Cthulhu Wars

   The idea of open warfare in the Cthulhu Mythos feels totally odd because it is “un-lovecraftian” on so many levels... “Nyarlathotep sweeps across western Europe with his hunting horrors and drives back Hastur’s byakhees, but then Cthulhu himself arrives with hordes of star-spawns, and those hunting horrors scatter like flies.”

   Pardon me, what?

   The entire Cthulhu Wars game looks like a crowded cotton candy LSD nightmare: too many colors, both on the game board and miniatures; if you squint just enough and peek at the table, it could very well be My Little Pony: the board game, or Gargamel & The Smurfs. Instead of pure azure blue / bright red / cheerful lemon yellow, why not gray, purple, forest green, and a sickly dark yellow for Hastur’s boys? I don’t know... Okay, technically, we’re supposed to paint these minis – but what if you’re no good at it?

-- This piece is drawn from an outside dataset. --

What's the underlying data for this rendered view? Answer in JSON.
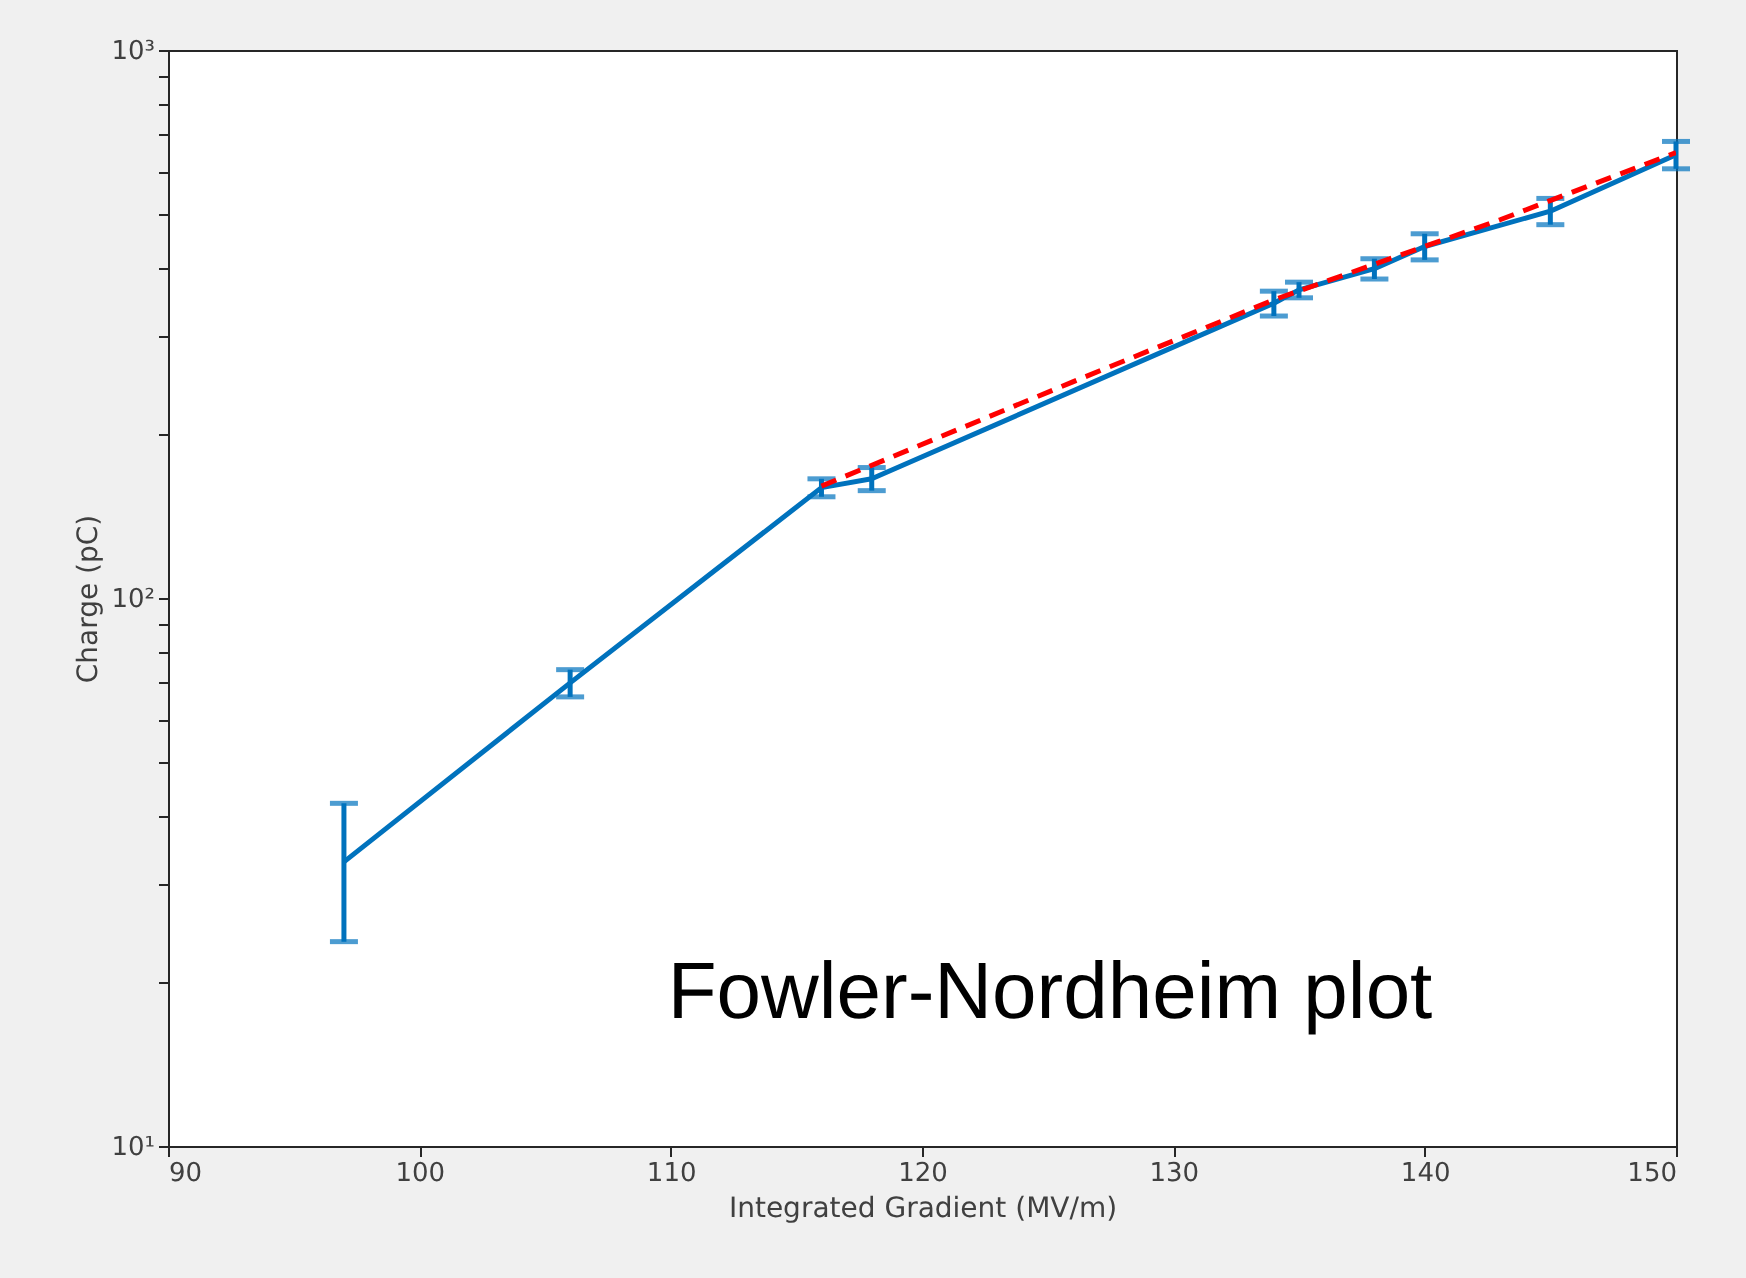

   Figurines are both trending and profitable, and fans must be hungry for them I guess, because Petersen raised something like 4000% of what he originally aimed for; to think that this sum total is hundreds of times more than everything Lovecraft ever earned in his entire life is mind-boggling, to say the least.

   Sure I’m gonna buy a hunting horror and a couple shoggoths when they show up on Hoard O’ Bits, but I am NOT coughing $190 for a boxed set. Miniatures are not downloadable (yet), and that’s why they’re such a goldmine these days. If you are a board game designer, create whatever you want – but load it with minis. Anything else can and will be scanned / reproduced / modded.

   This post is not an “informed” critique. It is just an opinion. I didn’t give Cthulhu Wars a try, but I suppose I don’t really need to because I’ve played eight or ten games of Chaos in the Old World, which basically operates on the same principle: Khorne, Slaanesh, Nurgle and Tzeentch battle each other over the different countries of the Old World. Each player controls a bunch of miniatures – cultists (lots of them), medium-sized creatures, and one gigantic godling that is quite hard to summon up. Each of the four “gods” have a specific path to follow in order to achieve victory.

   Don’t get me wrong: I love Sandy Petersen. His 1988 Field Guide to Cthulhu Monsters remains one of my all-time favorite RPG supplements. I continuously used it for the past 25 years. Without Petersen’s Call of Cthulhu and RuneQuest, a big fat chunk of my life would have been a boring wasteland of nothingness. Great movie directors do crap once in a while (Scott, Polanski, Allen, etc), and game designers are not immune to that possibility. Don’t worry though, the man will bounce back – his next project will be memorable.

   Who wants a prismatic orgy of Cthulhu when you can relish playing the original ugly monster slugathon: Avalon Hill’s Titan!

Apples and Oranges

   Azathoth, Yog-Sothoth, Shub-Niggurath and Nyarlathotep are Outer Gods, not Great Old Ones: there’s a very important difference between the two. Valar and Maiar. Gods and Angels... Sauron won’t attack Oromë or Yavanna. Medusa wouldn’t dare fight Zeus in a hundred years. Same thing goes for the Cthulhu Mythos: it would be guaranteed suicide for Shudde M’ell or Hastur to jump Yog-Sothoth. Don’t mess with Tawil at’Umr!

   Hastur seems to be “in” these days, and I don’t know exactly why. Maybe because the “King In Yellow” was referenced in True Detective – or is it something else? Anyway, Hastur’s “coolness” resulted in his miniature being the biggest of that Cthulhu Wars lot. Bigger than Shub-Niggurath. Bigger than Yog-Sothoth... Still, any Outer God could rip Hastur in two without breaking a sweat. Come on. Nyarlathotep’s ultimate destiny is to (eventually) destroy the world; the only thing Hastur can eventually destroy is Lost Carcosa.